In tanti - chi disapprovando, chi battendosi il petto - hanno letto in quelle tre parole il richiamo all'Opera nazionale balilla. E quindi al Fascismo. All'epoca i Figli della Lupa (capitolina) erano i balilla più piccoli, quelli tra i 6 e 8 anni. Mercoledì sotto quelle tre parole si sono riuniti, volenti o nolenti, decina di migliaia di tifosi giallorossi coinvolti nella realizzazione della maxi scritta apparsa in mondovisione prima del fischio di inizio.
Che la curva Sud abbia una maggioranza di formazioni di destra non è un mistero ormai da tempo. Dagli ex CasaPound che bazzicano il gruppo Roma alla compagine dei Boys, più di 50 anni in Sud, gli esempi non mancano. Così come le macchie "nere". Lo scorso anno, durante la finale di Conference League a Tirana, si erano stagliate tra il pubblico le magliette "Roma marcia ancora" (riferimento alla Marcia su Roma). A Budapest, invece, è arrivata la coreografia.
Una prova che si inserisce nel botta e risposta con lo zoccolo duro della tifoseria laziale, dove il caso più eclatante dell'anno è stato quello del derby e del tifoso tedesco in tribuna Monte Mario con la maglietta con il nome Hitlerson e l'88, codice che tra le squadre suprematiste sta per "Heil Hitler".
Tornando al settore più caldo del tifo giallorosso, negli anni non sono mancati dissapori e regolamenti di conti tra frange contrapposte di supporter. Risse tra Fedayn e il gruppo Roma, tanto fuori che dentro lo stadio Olimpico.
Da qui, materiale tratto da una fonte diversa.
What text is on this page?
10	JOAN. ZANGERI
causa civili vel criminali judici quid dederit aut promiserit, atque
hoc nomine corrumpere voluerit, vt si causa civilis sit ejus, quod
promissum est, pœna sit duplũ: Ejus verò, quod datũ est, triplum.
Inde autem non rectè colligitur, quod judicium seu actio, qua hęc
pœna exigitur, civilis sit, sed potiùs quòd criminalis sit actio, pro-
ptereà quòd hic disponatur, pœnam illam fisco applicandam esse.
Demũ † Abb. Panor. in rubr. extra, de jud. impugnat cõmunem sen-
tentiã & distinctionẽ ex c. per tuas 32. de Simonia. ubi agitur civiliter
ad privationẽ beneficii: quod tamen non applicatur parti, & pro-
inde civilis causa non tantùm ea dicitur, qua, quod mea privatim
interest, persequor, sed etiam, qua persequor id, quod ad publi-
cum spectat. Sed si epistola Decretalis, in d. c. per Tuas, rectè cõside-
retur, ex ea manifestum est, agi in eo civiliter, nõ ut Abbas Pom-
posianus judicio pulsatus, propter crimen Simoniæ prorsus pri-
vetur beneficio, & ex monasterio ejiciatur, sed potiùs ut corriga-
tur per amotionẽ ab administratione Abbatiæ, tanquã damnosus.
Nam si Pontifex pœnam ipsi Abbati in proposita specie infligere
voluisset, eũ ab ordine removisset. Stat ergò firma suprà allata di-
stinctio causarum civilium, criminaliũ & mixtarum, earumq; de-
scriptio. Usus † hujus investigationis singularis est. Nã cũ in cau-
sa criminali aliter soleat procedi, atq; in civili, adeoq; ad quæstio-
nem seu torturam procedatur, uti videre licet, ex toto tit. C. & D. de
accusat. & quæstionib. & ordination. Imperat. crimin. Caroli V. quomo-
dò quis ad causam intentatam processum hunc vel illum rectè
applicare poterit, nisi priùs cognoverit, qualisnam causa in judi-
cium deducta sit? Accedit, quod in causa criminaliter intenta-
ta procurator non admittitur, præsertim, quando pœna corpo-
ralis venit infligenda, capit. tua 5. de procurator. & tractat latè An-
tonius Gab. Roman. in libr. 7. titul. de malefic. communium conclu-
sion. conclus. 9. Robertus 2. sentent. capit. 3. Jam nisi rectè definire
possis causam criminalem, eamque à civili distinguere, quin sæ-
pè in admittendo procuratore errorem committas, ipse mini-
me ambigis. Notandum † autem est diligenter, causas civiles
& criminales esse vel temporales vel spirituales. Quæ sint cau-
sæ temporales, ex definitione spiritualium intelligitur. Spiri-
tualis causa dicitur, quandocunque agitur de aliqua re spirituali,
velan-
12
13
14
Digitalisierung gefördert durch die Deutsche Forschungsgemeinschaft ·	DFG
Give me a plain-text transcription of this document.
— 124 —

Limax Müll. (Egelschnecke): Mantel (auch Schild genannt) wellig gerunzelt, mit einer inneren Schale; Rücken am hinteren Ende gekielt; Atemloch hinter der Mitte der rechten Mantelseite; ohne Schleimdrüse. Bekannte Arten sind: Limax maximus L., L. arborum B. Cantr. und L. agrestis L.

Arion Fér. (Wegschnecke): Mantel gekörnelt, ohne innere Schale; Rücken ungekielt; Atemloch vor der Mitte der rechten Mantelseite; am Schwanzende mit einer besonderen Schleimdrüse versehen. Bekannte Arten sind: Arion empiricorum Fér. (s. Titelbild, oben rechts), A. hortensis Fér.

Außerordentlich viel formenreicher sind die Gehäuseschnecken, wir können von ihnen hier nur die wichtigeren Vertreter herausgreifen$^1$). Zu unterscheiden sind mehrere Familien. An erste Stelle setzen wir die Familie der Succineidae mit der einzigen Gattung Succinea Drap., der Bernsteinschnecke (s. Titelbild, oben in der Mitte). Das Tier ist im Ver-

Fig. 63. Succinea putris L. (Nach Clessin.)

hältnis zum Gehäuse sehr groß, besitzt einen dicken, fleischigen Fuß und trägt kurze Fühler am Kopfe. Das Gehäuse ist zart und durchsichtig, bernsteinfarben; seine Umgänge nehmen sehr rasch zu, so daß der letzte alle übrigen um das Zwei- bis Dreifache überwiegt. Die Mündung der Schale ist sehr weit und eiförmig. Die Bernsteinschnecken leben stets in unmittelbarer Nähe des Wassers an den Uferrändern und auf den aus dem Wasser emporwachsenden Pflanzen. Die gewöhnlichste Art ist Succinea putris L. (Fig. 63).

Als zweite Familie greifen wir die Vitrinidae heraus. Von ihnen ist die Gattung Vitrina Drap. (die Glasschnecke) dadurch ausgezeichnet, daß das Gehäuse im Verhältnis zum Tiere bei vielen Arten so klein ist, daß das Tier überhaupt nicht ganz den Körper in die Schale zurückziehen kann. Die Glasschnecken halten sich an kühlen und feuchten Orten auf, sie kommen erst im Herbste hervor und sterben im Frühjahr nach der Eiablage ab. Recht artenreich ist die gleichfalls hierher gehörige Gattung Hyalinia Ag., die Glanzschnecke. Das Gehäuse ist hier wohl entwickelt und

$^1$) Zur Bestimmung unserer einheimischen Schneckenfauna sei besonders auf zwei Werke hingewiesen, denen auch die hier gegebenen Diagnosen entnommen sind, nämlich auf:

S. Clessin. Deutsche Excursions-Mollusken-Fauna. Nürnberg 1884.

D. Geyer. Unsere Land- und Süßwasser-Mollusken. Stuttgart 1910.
Tensioni anche quando ai primi è stato rubato e bruciato lo striscione dagli ultrà della Stella Rossa di Belgrado, con i secondi rimasti fuori dal moto di solidarietà della Sud per i "fratelli" aggrediti.
Adesso il nuovo caso. In alcune occasioni, specie nei match più importanti, sono i club ad aiutare (anche e soprattutto economicamente) i tifosi a organizzare le coreografie. Ma in questo caso la Roma è fuori dalla partita. La scelta è tutta della curva in trasferta, così come l'allestimento.
"Figli della Lupa", dunque. E non "Figli di Roma", così come recita (senza riferimenti storici) la scritta ricamata nella parte posteriore del colletto della maglia indossata in campo da Dybala e compagni. Non si tratta di un dettaglio.